Inventing with Images

Photo of car exhaust pipe with text STOP BLOWING SMOKE.

Author: 

Megan Gianfagna

Image Credit: 

Will Bailey


I’ve often had students work with images in past semesters, but in those activities I’ve used them as texts for analysis or tools for organization, as when students constructed visual-verbal-aural outlines in Animoto to help them prepare for their formal essays. This semester I decided to have my RHE 306 class focus on using images to aid in invention and construction of a succinct argument. Specifically, I asked them to create a bumper sticker through an in-class activity meant to help them explore commonplaces and introduce them to visual rhetoric. As I note in my lesson plan, students created their bumper stickers, along with a short reflection, in one class period.

Because the activity acted as a bridge into our rhetorical analysis unit, I wanted it to call their attention to basic design decisions like placement, size, color and typeface as well as the rhetorical impact of these elements. Most importantly, I wanted them to focus on how they were responding to or incorporating a particular commonplace in their bumper sticker and crafting a message to accompany the image. To accomplish these goals, I suggested they use PowerPoint or even Word unless they had past experience with more sophisticated image-manipulation software. I found they were familiar with importing images into PowerPoint from making presentations in the past, and that when they had questions about what to do or how to do it, they were able to collaborate with those around them to arrive at a solution.

Using familiar technology in a low-stakes assignment made them feel more comfortable as they were building confidence in their capacity for visual and verbal invention and composition. Though they were uncomfortable at first with what they perceived as a more creative exercise than they’d encountered in most other writing courses, they were able to write copy that employed a variety of very effective rhetorical strategies and convey their ideas in a genre-appropriate way. I was particularly impressed at how they were able to use each other as resources for brainstorming and thinking through how their bumper stickers might be read differently if actually applied to a car.
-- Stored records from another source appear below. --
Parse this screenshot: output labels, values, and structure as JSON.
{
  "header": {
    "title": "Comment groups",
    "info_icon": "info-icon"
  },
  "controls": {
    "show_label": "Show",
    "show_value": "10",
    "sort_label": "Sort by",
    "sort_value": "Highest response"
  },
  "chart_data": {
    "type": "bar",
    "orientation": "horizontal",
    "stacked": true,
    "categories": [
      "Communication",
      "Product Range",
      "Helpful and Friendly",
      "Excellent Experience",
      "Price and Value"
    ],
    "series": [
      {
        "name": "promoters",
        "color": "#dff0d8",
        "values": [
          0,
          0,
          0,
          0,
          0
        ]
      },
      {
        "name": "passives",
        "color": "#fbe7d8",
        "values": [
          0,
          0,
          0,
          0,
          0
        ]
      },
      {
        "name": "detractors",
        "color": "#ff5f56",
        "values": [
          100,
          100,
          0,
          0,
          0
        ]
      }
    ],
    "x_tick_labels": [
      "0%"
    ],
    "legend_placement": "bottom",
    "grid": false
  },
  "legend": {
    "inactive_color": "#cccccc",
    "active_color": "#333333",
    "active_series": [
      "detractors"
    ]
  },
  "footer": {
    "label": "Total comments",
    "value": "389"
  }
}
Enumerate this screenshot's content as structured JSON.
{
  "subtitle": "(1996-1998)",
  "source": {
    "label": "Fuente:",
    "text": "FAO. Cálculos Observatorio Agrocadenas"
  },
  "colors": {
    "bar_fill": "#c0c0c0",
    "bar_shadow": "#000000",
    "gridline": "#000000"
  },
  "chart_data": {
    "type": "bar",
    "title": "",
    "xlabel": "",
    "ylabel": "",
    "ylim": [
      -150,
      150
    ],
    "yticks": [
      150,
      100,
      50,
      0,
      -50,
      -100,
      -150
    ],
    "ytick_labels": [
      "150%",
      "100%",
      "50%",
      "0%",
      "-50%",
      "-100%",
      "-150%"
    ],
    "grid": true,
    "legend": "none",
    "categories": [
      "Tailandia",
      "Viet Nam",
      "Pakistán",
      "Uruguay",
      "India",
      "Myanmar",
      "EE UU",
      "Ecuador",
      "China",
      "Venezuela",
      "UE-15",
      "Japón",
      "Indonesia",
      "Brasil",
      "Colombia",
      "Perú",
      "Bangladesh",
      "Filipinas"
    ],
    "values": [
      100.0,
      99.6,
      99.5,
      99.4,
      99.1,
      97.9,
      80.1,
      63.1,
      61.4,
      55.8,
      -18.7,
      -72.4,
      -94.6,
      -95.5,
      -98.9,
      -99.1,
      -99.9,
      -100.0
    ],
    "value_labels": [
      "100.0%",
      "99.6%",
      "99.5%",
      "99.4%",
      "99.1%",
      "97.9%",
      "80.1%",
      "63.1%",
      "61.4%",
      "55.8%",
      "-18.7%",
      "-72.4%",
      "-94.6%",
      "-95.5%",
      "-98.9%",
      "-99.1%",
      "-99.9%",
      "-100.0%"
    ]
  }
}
I believe the added value of this assignment was in how students used familiar software in an unfamiliar way. It pushed them to think about the program’s capabilities and not just the particular rhetorical situations and genres it has become closely associated with. As Stuart Selber says in Multiliteracies for a Digital Age, one marker of students’ functional literacy is “mak[ing] use of the specialized discourses associated with computers” (45), a goal that instructors can help them reach by encouraging them to “appropriate the various discourses of literary technologies” (58). As much as I enjoy showing students the possibilities offered by newer, shinier programs, I found that helping them see alternative uses and greater composing potential in a familiar platform was simple and rewarding.